Oslo au chevet d’une Tunisie malade

Une délégation officielle tunisienne quadripartite est depuis dimanche 15 janvier 2023 à Oslo pour une visite de trois jours à la Norvège. Pour quoi faire ? (Illustration : la délégation tunisienne à son arrivée à Oslo city hall).

Par Ridha Kefi

La délégation comprend le ministre de l’Economie et de la Planification, Samir Saied, et son collègue des Affaires sociales, Malek Zahi, ainsi que le secrétaire général de l’Union générale tunisienne du travail (UGTT), Noureddine Taboubi, et le président de l’Union tunisienne de l’industrie, du commerce et de l’artisanat (Utica), Samir Majoul.

C’est un attelage pour le moins inhabituel et qui suscite des interrogations. La destination aussi pose des questions, car le Norvège ne figure pas parmi les pays avec lesquels la Tunisie a de fortes relations politiques et économiques qui justifieraient une telle visite d’une délégation ainsi formée.

Un attelage inattendu

Selon le ministère des Affaires sociales qui l’a annoncée sur sa page Facebook dimanche, l’invitation a émané du ministre norvégien des Affaires étrangères (qui habituellement invite son homologue, ce qui n’est pas le cas cette fois) et la président de la Confédération des syndicats norvégiens (LO) pour M. Taboubi, et du président de la Confédération des entreprises norvégiennes (NHO) pour M. Majoul.

Selon le communiqué, la visite comprend «des rencontres de haut niveau, des conférences et des ateliers sur des questions sociales et économiques». Elle «s’inscrit dans le cadre du renforcement des relations de coopération bilatérale dans les domaines économiques et sociaux entre la Tunisie et la Norvège».

Voilà pour la langue de bois officielle, mais cela ne dit rien de précis sur la raison réelle de cette visite et sur la composition pour le moins inattendue de la délégation.

Quand on sait le contexte national difficile dans lequel se déroule cette visite, marqué par le blocage du dialogue politique dans le pays et l’absence de perspective de sortie de crise dans un pays qui traverse la plus grave crise financière de son histoire récente et qui fait face à une grogne sociale menaçant d’exploser à tout moment en affrontements, on peut imaginer une tentative de conciliation entre les parties tunisiennes menée par ce pays scandinave à la neutralité légendaire et dont la médiation serait volontiers acceptée par l’opinion tunisienne qui n’aurait pas apprécié que les Américains, les Français ou autres Occidentaux se mêlent de leurs affaires.

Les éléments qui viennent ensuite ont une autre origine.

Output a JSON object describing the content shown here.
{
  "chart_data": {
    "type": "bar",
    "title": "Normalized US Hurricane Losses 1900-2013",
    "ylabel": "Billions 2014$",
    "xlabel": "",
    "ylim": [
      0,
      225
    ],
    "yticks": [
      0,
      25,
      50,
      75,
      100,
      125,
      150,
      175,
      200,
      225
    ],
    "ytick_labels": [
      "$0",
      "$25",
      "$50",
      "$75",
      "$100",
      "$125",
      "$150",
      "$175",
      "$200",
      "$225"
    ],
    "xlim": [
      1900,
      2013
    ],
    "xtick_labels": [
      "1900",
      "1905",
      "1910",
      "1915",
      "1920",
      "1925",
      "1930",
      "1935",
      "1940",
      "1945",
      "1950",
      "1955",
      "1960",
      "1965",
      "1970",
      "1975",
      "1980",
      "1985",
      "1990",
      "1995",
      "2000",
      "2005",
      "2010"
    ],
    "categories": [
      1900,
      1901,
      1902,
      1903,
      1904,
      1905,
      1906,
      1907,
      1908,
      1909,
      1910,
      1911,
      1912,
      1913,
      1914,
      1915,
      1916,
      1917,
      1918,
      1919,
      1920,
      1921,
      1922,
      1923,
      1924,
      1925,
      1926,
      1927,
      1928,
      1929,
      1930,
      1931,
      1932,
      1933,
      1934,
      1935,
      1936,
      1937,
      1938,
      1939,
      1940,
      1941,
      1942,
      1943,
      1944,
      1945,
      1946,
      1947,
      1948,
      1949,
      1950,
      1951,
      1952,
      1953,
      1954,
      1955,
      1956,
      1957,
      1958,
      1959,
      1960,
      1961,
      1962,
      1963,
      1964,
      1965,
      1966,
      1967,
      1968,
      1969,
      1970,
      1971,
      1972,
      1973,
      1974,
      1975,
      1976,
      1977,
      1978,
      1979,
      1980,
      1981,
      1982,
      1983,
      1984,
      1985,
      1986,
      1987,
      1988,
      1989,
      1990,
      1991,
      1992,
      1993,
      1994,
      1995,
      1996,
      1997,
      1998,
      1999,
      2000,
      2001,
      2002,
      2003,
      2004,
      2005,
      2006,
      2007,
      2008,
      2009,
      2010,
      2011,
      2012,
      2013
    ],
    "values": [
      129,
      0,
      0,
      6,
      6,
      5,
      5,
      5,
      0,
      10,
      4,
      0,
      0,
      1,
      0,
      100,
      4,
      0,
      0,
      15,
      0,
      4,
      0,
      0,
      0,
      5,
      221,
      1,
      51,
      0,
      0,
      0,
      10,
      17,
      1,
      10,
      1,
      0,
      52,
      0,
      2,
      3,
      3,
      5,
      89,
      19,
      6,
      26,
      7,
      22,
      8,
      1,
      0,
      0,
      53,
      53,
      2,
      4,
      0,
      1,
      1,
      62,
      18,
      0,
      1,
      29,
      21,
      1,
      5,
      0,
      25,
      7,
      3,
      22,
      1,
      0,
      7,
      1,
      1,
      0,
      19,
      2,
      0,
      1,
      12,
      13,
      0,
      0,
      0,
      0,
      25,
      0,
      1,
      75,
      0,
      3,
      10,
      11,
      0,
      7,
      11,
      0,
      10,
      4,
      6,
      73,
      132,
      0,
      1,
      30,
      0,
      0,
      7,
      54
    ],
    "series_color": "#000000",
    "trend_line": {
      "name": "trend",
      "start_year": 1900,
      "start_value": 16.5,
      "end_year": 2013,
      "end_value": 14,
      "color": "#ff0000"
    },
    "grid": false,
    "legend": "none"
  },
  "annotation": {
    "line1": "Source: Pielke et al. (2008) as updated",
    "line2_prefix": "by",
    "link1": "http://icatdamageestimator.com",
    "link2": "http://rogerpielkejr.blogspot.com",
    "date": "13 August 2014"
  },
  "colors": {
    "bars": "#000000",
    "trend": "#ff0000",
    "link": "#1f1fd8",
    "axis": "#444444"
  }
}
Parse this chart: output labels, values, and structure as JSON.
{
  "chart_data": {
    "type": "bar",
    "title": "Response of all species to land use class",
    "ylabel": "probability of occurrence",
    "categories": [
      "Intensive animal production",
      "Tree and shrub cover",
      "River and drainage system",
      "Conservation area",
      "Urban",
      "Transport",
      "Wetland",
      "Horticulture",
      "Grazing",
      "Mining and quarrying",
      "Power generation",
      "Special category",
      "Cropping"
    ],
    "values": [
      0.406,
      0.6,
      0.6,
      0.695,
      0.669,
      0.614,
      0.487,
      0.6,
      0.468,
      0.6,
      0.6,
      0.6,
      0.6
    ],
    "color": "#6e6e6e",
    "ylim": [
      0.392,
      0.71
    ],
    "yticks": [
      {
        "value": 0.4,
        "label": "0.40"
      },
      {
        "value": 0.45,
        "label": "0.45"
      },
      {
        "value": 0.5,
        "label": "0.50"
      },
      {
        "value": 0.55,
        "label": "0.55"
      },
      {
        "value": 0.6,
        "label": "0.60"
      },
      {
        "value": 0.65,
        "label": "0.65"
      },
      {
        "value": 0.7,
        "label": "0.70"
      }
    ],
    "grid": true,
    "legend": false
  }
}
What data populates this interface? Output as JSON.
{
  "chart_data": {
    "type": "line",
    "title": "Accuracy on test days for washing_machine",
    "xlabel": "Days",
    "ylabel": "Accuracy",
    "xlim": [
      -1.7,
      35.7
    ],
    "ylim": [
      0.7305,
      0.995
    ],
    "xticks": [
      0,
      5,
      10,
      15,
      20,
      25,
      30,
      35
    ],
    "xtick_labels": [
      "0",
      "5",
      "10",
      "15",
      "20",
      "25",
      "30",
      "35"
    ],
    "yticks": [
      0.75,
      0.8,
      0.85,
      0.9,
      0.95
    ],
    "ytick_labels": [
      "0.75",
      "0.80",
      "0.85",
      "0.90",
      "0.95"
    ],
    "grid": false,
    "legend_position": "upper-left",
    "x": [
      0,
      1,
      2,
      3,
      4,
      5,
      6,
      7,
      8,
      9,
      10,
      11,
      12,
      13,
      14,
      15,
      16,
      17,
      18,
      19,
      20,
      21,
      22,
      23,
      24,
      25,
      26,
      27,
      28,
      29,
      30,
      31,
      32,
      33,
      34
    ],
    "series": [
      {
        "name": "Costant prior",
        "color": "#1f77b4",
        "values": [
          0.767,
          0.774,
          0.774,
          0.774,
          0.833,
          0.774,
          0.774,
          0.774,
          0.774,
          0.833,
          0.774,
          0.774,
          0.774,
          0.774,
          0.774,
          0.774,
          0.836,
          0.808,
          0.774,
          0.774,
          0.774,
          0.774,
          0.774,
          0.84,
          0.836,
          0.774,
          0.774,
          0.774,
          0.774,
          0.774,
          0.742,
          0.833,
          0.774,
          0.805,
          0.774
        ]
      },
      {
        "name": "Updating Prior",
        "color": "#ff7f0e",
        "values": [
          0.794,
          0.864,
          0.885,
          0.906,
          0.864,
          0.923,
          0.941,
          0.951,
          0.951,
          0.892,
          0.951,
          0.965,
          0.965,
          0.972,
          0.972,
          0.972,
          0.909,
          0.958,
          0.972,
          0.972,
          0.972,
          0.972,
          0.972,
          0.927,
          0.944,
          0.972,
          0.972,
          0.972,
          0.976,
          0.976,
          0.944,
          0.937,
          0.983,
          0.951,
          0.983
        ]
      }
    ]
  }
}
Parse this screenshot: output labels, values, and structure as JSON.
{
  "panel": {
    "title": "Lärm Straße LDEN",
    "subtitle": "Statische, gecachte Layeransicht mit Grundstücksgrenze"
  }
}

Un Nobel de la Paix, ça se mérite

Pourquoi la Norvège ? Il y a un autre argument qui est entré en ligne de compte : c’est à Oslo que le Quartet du dialogue national, formé par l’UGTT, l’Utica, le Conseil de l’ordre des avocats tunisiens (Coat) et la Ligue tunisienne de défense des droits de l’homme (LTDH) avait reçu, en 2015, le Prix Nobel de la Paix… pour avoir réussi, par la négociation, à sortir la Tunisie d’une grave crise politique qui menaçait de dégénérer en guerre civile.

La Tunisie se trouve aujourd’hui dans une situation quasiment semblable quoique plus compliquée, car au blocage politique s’est ajoutée une crise financière et économique asphyxiante, et on peut imaginer qu’à Oslo, on a voulu tenter quelque chose pour sauver ce qu’on avait appelé, à l’époque, un peu rapidement, «l’exception tunisienne», et éviter ainsi que le Prix Nobel de la Paix attribué en 2015 soit vidé de toute sa portée symbolique, et pas seulement pour la Tunisie.

Il s’agit, encore une fois, de secouer les Tunisiens, de calmer leurs ardeurs belliqueuses et de les rappeler à la réalité des gros risques qu’ils encourent en poursuivant sur la voie suicidaire qu’ils sont en train de suivre actuellement avec un pouvoir qui ne veut rien entendre, une opposition prête à en découdre et une population qui a perdu confiance en tout et en tous, et qui, par désespoir, peut prêter l’oreille aux sirènes de la violence.  

On peut aussi estimer que la Norvège (qui, soit dit en passant, sans ironie aucune, avait servi de théâtre aux négociations de paix israélo-palestiniennes) s’est attelée à cette tâche en concertation avec les partenaires historiques de la Tunisie, et à leur tête les Etats-Unis et la France, mais aussi l’Italie, qui ne sont nullement indifférents à ce qui se passe dans notre pays et qui appréhendent sérieusement une détérioration de la situation susceptible de provoquer des heurts et des violences et, plus grave encore, la faillite d’un Etat ayant toujours joué un rôle pacificateur au sud de la Méditerranée.